BMJ 2018; 363 doi: https://doi.org/10.1136/bmj.k4322 (Published 12 October 2018) Cite this as: BMJ 2018;363:k4322
  1. Clare Dyer
  1. The BMJ

Coroners’ reports often do not fulfil their statutory aim to prevent future deaths in the case of fatalities related to medicines, a report suggests.1

The researchers, led by Robin Ferner of the West Midlands Centre for Adverse Drug Reactions, said that alerting national rather than local organisations to the reports would ensure that important lessons about patient safety would be learnt.

The law in England and Wales requires coroners to write “regulation 28” reports to the appropriate bodies if an inquest reveals information that could be used to prevent future deaths. The report outlines the coroner’s recommendations for action and requires a response from the body within 56 days, outlining the steps to be taken.

The researchers found that reports of national importance were usually sent only to local bodies, in contrast with coroners’ reports in New Zealand, which are widely disseminated.

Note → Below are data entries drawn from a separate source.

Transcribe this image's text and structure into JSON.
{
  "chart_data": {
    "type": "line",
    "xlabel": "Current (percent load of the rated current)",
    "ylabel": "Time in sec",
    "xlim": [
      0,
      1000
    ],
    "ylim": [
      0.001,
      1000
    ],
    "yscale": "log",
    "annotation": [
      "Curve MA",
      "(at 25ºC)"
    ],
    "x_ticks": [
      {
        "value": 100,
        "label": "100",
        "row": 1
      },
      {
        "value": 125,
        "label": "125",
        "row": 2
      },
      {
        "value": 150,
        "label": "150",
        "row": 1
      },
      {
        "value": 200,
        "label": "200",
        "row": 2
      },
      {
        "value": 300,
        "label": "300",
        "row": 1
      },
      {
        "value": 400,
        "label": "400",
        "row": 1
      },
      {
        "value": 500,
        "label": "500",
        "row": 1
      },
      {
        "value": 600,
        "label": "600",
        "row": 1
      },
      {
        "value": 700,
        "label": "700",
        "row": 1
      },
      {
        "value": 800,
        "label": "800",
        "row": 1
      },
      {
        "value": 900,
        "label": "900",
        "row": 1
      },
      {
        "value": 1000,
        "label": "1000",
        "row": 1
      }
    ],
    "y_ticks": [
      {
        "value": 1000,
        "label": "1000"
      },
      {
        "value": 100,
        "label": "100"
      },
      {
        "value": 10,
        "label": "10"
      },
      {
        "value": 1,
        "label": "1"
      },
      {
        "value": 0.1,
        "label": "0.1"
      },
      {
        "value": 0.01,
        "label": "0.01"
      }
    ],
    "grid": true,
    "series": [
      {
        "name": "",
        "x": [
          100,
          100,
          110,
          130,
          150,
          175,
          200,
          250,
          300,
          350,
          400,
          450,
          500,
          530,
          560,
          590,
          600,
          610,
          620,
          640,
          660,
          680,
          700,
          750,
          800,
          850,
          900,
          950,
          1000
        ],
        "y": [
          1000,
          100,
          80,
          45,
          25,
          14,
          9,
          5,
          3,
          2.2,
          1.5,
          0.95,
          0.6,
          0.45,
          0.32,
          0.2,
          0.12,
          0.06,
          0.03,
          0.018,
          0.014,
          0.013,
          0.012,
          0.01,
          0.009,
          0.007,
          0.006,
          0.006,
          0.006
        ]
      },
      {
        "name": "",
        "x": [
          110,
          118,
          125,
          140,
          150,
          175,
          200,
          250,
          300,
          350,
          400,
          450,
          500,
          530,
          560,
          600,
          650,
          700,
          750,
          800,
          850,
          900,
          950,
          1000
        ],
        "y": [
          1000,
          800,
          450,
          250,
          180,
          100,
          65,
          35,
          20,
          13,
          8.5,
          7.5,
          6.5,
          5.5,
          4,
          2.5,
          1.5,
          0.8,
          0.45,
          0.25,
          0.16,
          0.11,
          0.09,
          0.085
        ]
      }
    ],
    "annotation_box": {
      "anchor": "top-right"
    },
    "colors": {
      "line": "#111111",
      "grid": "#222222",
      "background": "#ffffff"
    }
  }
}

Despite calls for more openness to help boost patient safety many organisations did not publish their responses, and the researchers met resistance when they used Freedom of Information Act requests to try to obtain responses.

In addition, said the authors, “there appears to be no system for auditing concerns and responses to them. So, it is difficult to know whether—with regards to medicines—the coronial system prevents future death. Only a minority of the responses that we analysed appear to provide robust and generally applicable ways to prevent future deaths.”

Ferner and colleagues analysed 99 coroners’ reports, covering 100 deaths. Reports were sent to a wide range of bodies including prisons, hospitals, care homes, government agencies or departments, and drug companies. The reports are published on the UK judiciary website, but only a third of responses appeared on it.

The study notes that unsafe practices can go unrecognised for years in the NHS, putting further lives at risk. It cites poor prescribing and use of opiates at Gosport War Memorial Hospital, which led to premature deaths. The inquiry into the Gosport deaths found that the coroner had not issued a report under rule 43, the forerunner to regulation 28.

In some cases local solutions were proposed to solve problems of communication, monitoring, and timeliness of drug administration that would have been of national relevance, the researchers concluded. “Sometimes, as when codeine was banned from surgical wards to prevent prescription of the drug to patients with renal impairment, proposed solutions failed to tackle the underlying general problem that drugs are sometimes prescribed to patients in whom they are contraindicated,” they wrote.

If coroners’ reports were routinely addressed to national bodies such as NHS Improvement, the Care Quality Commission, or the Medicines and Healthcare Products Regulatory Agency, the researchers suggested, “important information to prevent future deaths would be available to the whole NHS and lessons less easily forgotten.”